It’s been cold where I live for the last several days, not
Minnesota cold, but Arkansas cold. It’s caused me to think. My eyes teared at
times.
We’ve spent the cold weather in a 100-year-old farmhouse, for
reasons associated with the care of a dependent mother-in-law. The house, her
childhood home for a time, was heated for the first 85 years or so by wood heaters.
Insulation didn’t exist, nor did underpinning. Double-paned window rattled as the
winter winds, and frost, swept through them. One can only wonder.
For those who might worry about us—yeah, there might be a
few—don’t. We had the place insulated and, at least partially, sealed-in years
ago. A nephew, now a highly successful business owner, and I installed central
heat and air, and, worrier that I am, left a large gas heater in place for emergencies.
We’re fine.
But what about those who aren’t? Do we owe them anything?
Some of my friends now say we don’t. I respectfully disagree. My beliefs,
training, and education have convinced me that America will never be greater
than the poorest town in the Arkansas Delta. We can talk about the need for the
“takers” to fend for themselves and not depend upon the “doers.” But, I’ve
never heard of a cold, shivering, hungry, three-year-old demanding that she or
he be allowed to “take.” They’re just cold and hungry.
Abraham Maslow would, I think, tell us that once that child
was warm and fed, it might progress, mentally and physically, toward a state of
being a “doer.” Until then, it will only dwell upon being safe. Wait a few years,
give it a gun, and see what happens. What? Oh yes, I forgot.
Excuse me. I’m listening to this as I write and I had to stop
for a moment. It is breathtakingly beautiful, and deserves full attention.
Where was I? Oh, on safety, comfort, and self-reliance. I
just thought of one the best quotes I’ve read in the last ten years ago.
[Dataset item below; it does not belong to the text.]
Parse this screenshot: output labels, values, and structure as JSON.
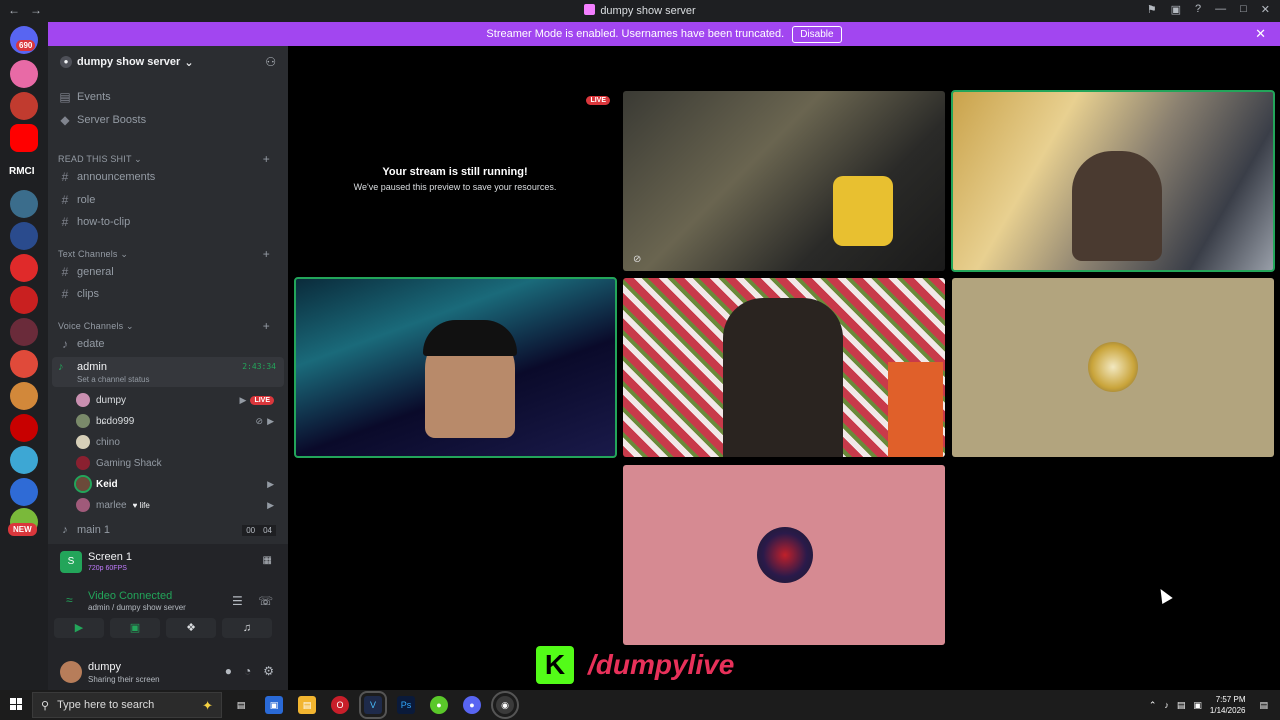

Many
folks, especially the writers of editorials in our statewide newspaper, love to
quote H.L. Mencken. He was, at various times, a newspaper reporter, linguist,
editor, magazine publisher, gadfly, author of books, and chronicler of American
life. Raised in an upper middle-class family, he was also a cruel and cynical
racist and anti-Semite who supported Germany’s role in World War One and once
wrote a comedy piece about the actual hanging of an African-American man. It is
still published, to the delight, I fear, of some Americans.
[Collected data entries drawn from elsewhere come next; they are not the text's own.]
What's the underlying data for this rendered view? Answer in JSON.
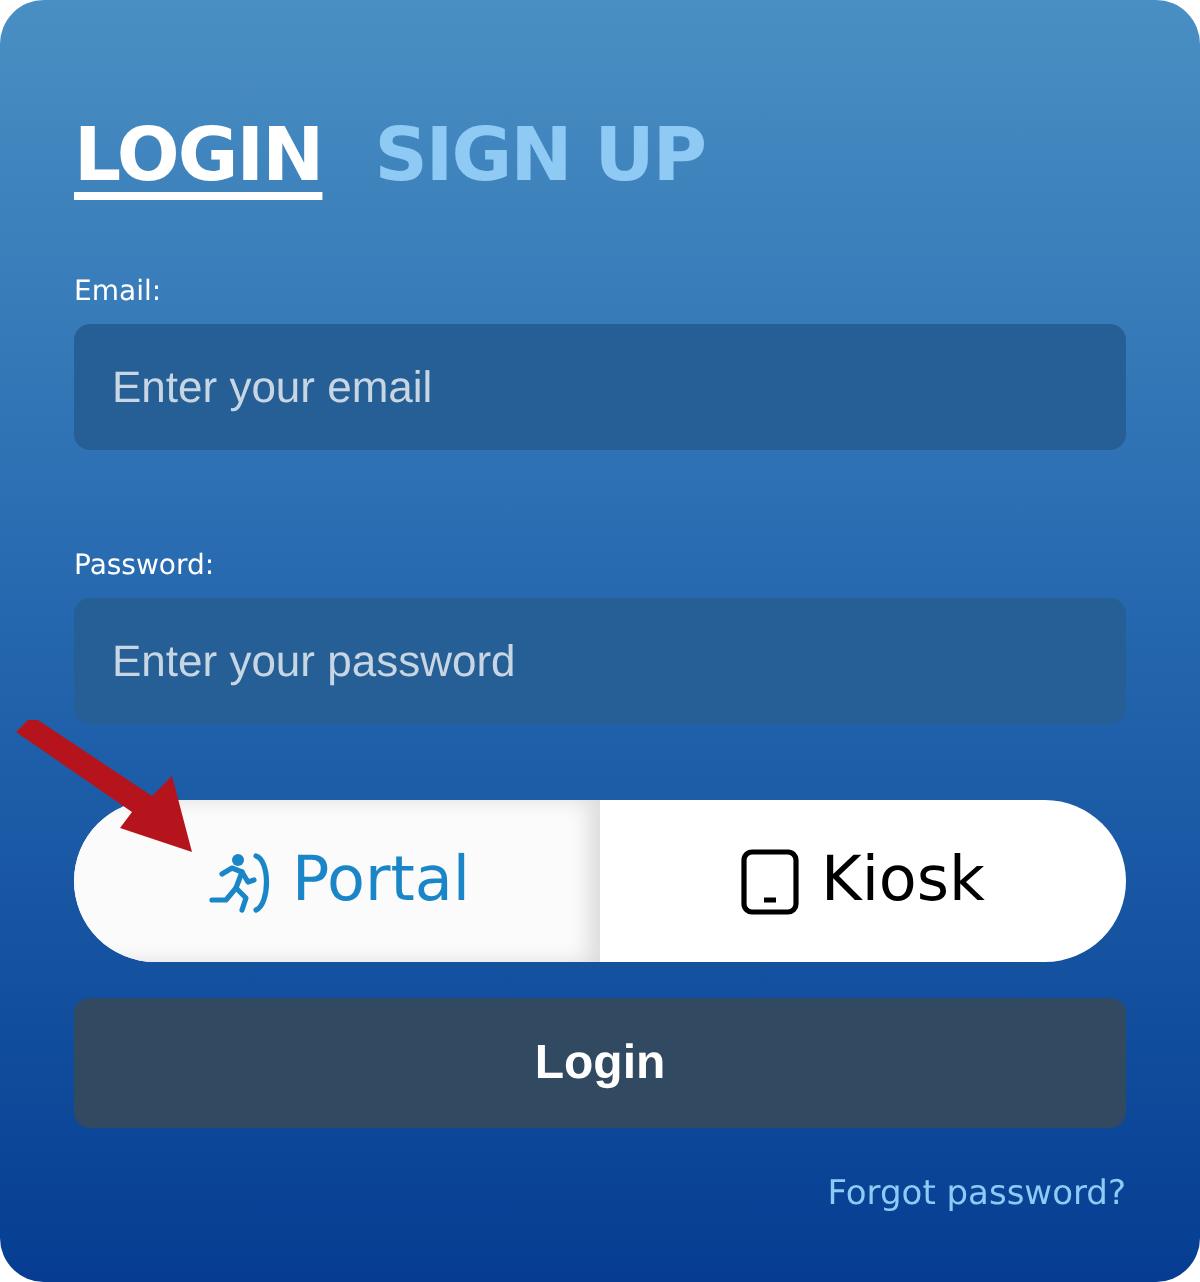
{
  "tabs": [
    {
      "label": "LOGIN",
      "selected": true
    },
    {
      "label": "SIGN UP",
      "selected": false
    }
  ],
  "fields": [
    {
      "label": "Email:",
      "placeholder": "Enter your email"
    },
    {
      "label": "Password:",
      "placeholder": "Enter your password"
    }
  ],
  "mode_toggle": [
    {
      "kind": "portal",
      "label": "Portal",
      "selected": true
    },
    {
      "kind": "kiosk",
      "label": "Kiosk",
      "selected": false
    }
  ],
  "submit": "Login",
  "forgot_link": "Forgot password?"
}
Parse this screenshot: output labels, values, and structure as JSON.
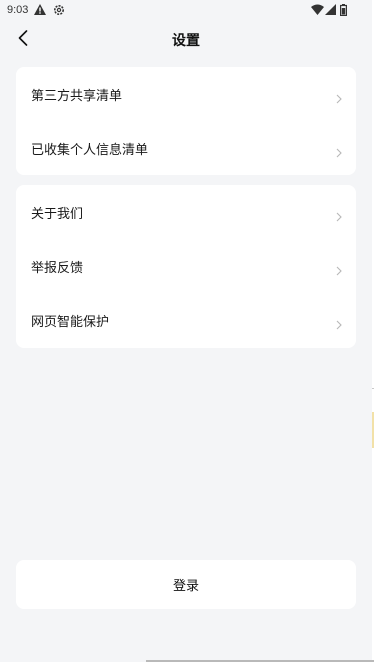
{
  "status_bar": {
    "time": "9:03",
    "icons": [
      "warning-icon",
      "gear-icon",
      "wifi-icon",
      "signal-icon",
      "battery-icon"
    ]
  },
  "header": {
    "title": "设置",
    "back_icon": "chevron-left-icon"
  },
  "sections": [
    {
      "items": [
        {
          "label": "第三方共享清单"
        },
        {
          "label": "已收集个人信息清单"
        }
      ]
    },
    {
      "items": [
        {
          "label": "关于我们"
        },
        {
          "label": "举报反馈"
        },
        {
          "label": "网页智能保护"
        }
      ]
    }
  ],
  "login": {
    "label": "登录"
  },
  "colors": {
    "background": "#f4f5f7",
    "card": "#ffffff",
    "text": "#111111",
    "chevron": "#b8b8b8"
  }
}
He could also write just about better than anyone else ever
did. His most famous utterances fill pages. His works bear reading for their
literary brilliance more that their content, although any one of us can use
them, much like the Bible, to harvest much that nourishes our embedded
prejudices.
My quote? Oh, it is not by Mencken but about Mencken.
Alister Cook, in a preface to a collection of Mencken’s works wrote that, “Everything
Mencken wrote was from a warm place and on a full stomach.”
I’ve done much in my life that good people would classify as
vile and vituperative. I admit to it and spend a good deal of my time now
trying to atone. I think, though, I’ve done some things right. I served my
country, unlike the Current Occupant. I obtained two college degrees, one while
working two part-time jobs while attending school full time, and one by working a full-time job while attending
school part time. I’ve been employed or in school since I was eleven years old. I’ve been
married to the same woman for over 44 years. I’ve never served jail time nor
overspent my income. I think I can best describe my standing among my peers as “a
semi-knowledgeable, but harmless old fool.”
Once, I was verbally chastised for telling a friend that I
paid my taxes willingly for I believed, as did Oliver Wendell Holmes, that “they
buy us civilization.” Do we lose our civility when we allow ourselves to despise
paying them for the common good, or as the Galilean might put it, “to feed our
sheep?” I’m, for one, afraid we might. We’ll see.
I entered the professional world with no experience, a general
degree from a state-supported institution, and with the much-despised image of
a Vietnam Veteran. Truth is, though, I started ten rungs up the ladder from an
African-American brother or a white sister, either a Harvard Graduate with
impeccable credentials, who might have started at the same time.
I was a white male from Northern-European ancestry, you see,
the sociological equivalent of beginning from a warm place on a full stomach.